El Perro Santillán y el PO, por ejemplo,
dijeron que usan patotas.
El PO marcha con el
Perro Santillán y él habla mal
de todo el mundo. Con el tiempo de militancia
que tiene el Perro, hoy cuando sale a la calle
no salen más de cien personas. Y cuando
nosotros salimos juntamos cuadras y cuadras,
porque los compañeros trabajan en las
cooperativas, porque tienen más salud,
más educación. Nosotros hemos
armado una red de 24 organizaciones sociales.
Entonces, él hoy se prende con los que
ha puteado toda la vida, con los radicales.
Dice que somos violentos pero, ¿no se
acuerda de que en la década del 90
andábamos tirando piedras y quemando
gomas? El Perro tiene una memoria blanda. Se
olvida también de que hace dos meses
fue a tirar piedras contra la casa de gobierno.

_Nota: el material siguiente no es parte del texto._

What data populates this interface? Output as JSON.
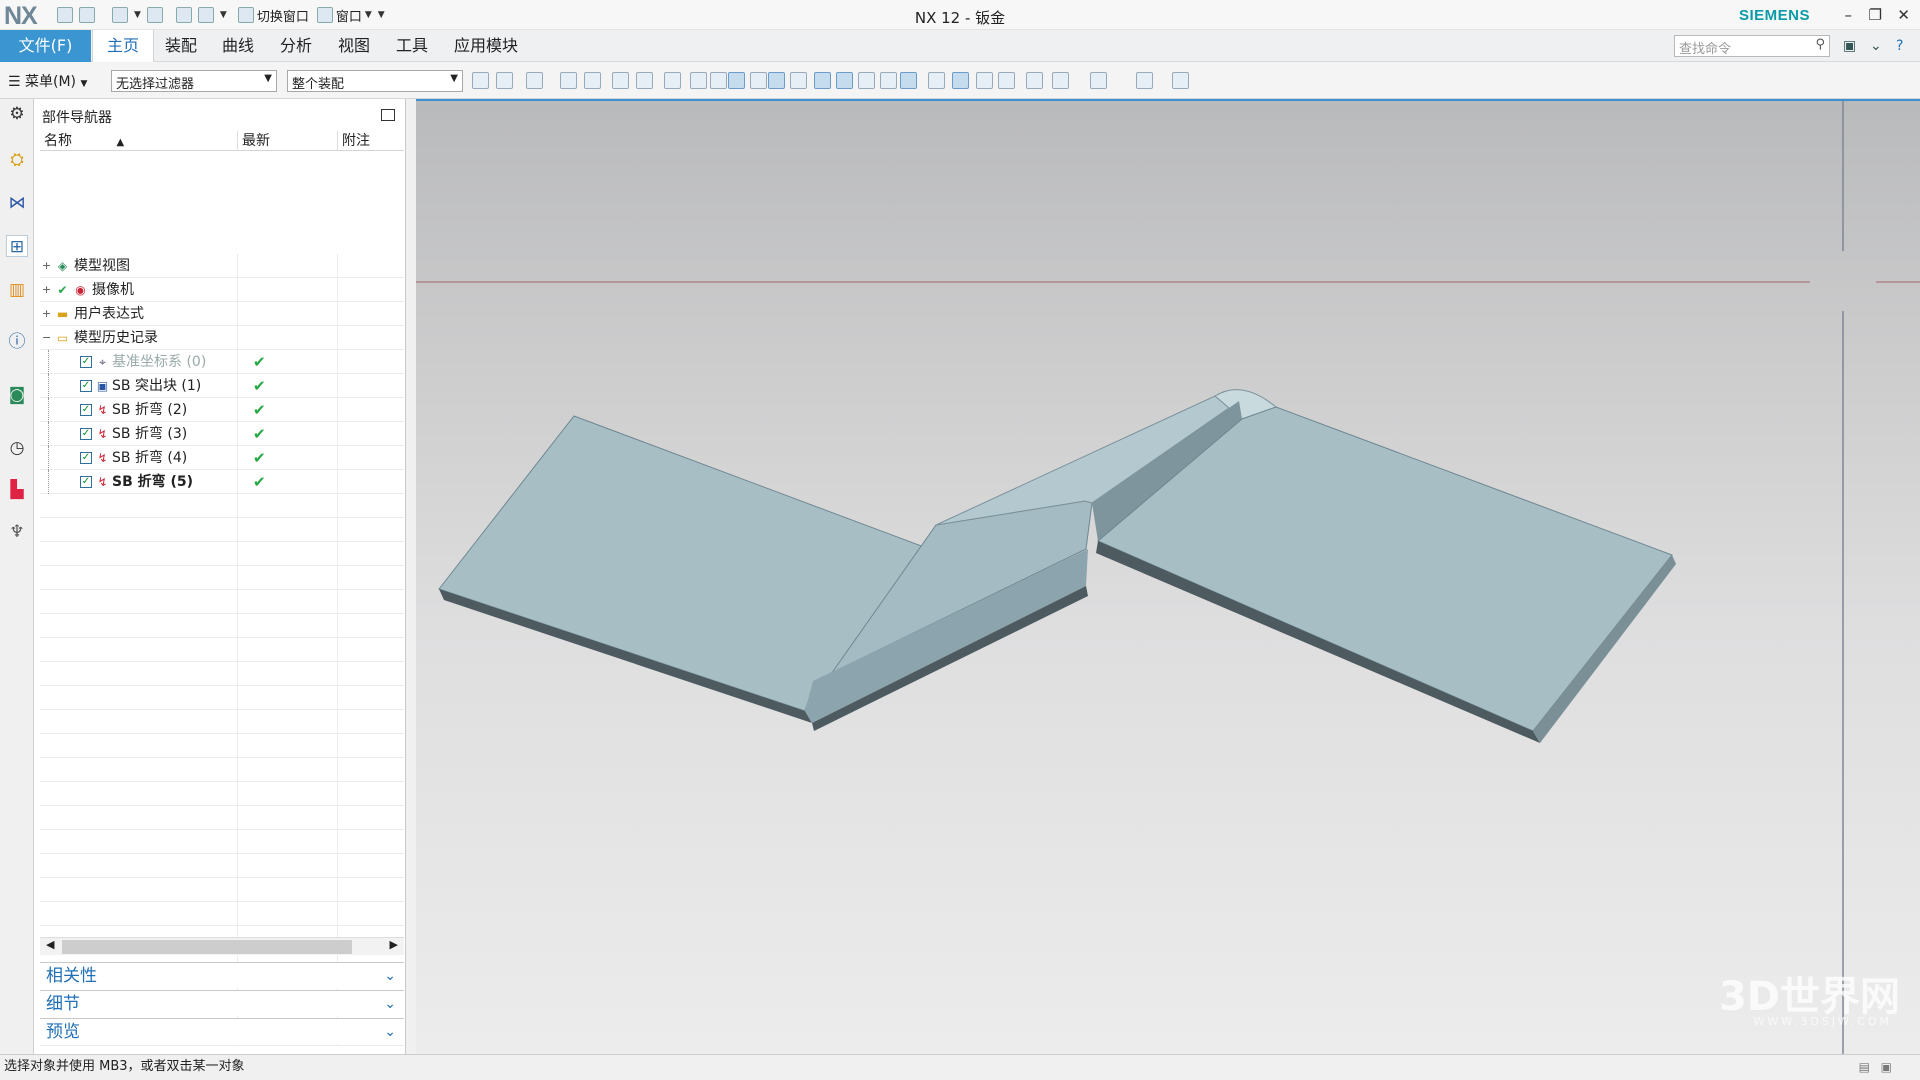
{
  "window": {
    "logo": "NX",
    "title": "NX 12 - 钣金",
    "brand": "SIEMENS",
    "switch_window": "切换窗口",
    "window_menu": "窗口"
  },
  "ribbon": {
    "file_tab": "文件(F)",
    "tabs": [
      "主页",
      "装配",
      "曲线",
      "分析",
      "视图",
      "工具",
      "应用模块"
    ],
    "search_placeholder": "查找命令"
  },
  "toolbar": {
    "menu_label": "菜单(M)",
    "filter_value": "无选择过滤器",
    "assembly_value": "整个装配"
  },
  "navigator": {
    "title": "部件导航器",
    "columns": [
      "名称",
      "最新",
      "附注"
    ],
    "nodes": [
      {
        "label": "模型视图",
        "expander": "+"
      },
      {
        "label": "摄像机",
        "expander": "+"
      },
      {
        "label": "用户表达式",
        "expander": "+"
      },
      {
        "label": "模型历史记录",
        "expander": "−"
      }
    ],
    "features": [
      {
        "label": "基准坐标系 (0)",
        "latest": "✔",
        "style": "gray"
      },
      {
        "label": "SB 突出块 (1)",
        "latest": "✔",
        "style": ""
      },
      {
        "label": "SB 折弯 (2)",
        "latest": "✔",
        "style": ""
      },
      {
        "label": "SB 折弯 (3)",
        "latest": "✔",
        "style": ""
      },
      {
        "label": "SB 折弯 (4)",
        "latest": "✔",
        "style": ""
      },
      {
        "label": "SB 折弯 (5)",
        "latest": "✔",
        "style": "bold"
      }
    ],
    "panels": [
      "相关性",
      "细节",
      "预览"
    ]
  },
  "status": {
    "message": "选择对象并使用 MB3，或者双击某一对象"
  },
  "watermark": {
    "text": "3D世界网",
    "sub": "WWW.3DSJW.COM"
  },
  "colors": {
    "accent": "#3b95d0",
    "part_fill": "#a9bfc6",
    "siemens": "#0a9ba8"
  }
}
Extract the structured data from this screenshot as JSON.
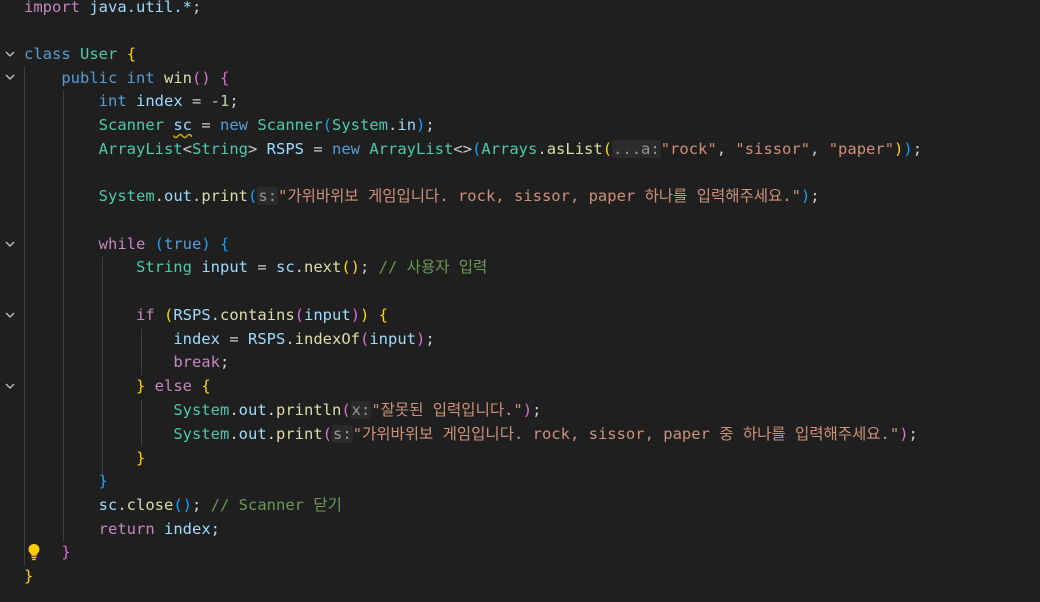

Se han juntado todos nuestros enemigos, y han
llegado a pagar gente para que hablara mal de
la organización: que manejamos fierros,
que manejamos patotas.
Decía que no
quisieron presentarse a elecciones. ¿Qué
rol piensa que deben cumplir las organizaciones
sociales?
Acá el Perro
Santillán armó un partido político.
Fue cuando él estaba en la cresta de
la ola y creía que podía ser gobernador,
pero la gente no lo votó. Esa experiencia
le sirvió a mucha gente. Nosotros no
queremos saber nada de hacer esa política,
estamos bien como estamos, trabajando.
¿Por qué
fracasa ese salto de lo social a lo político?
Es que la gente piensa
que los políticos son políticos
y los dirigentes sociales tienen que ser dirigentes
sociales, que no se tienen que mezclar.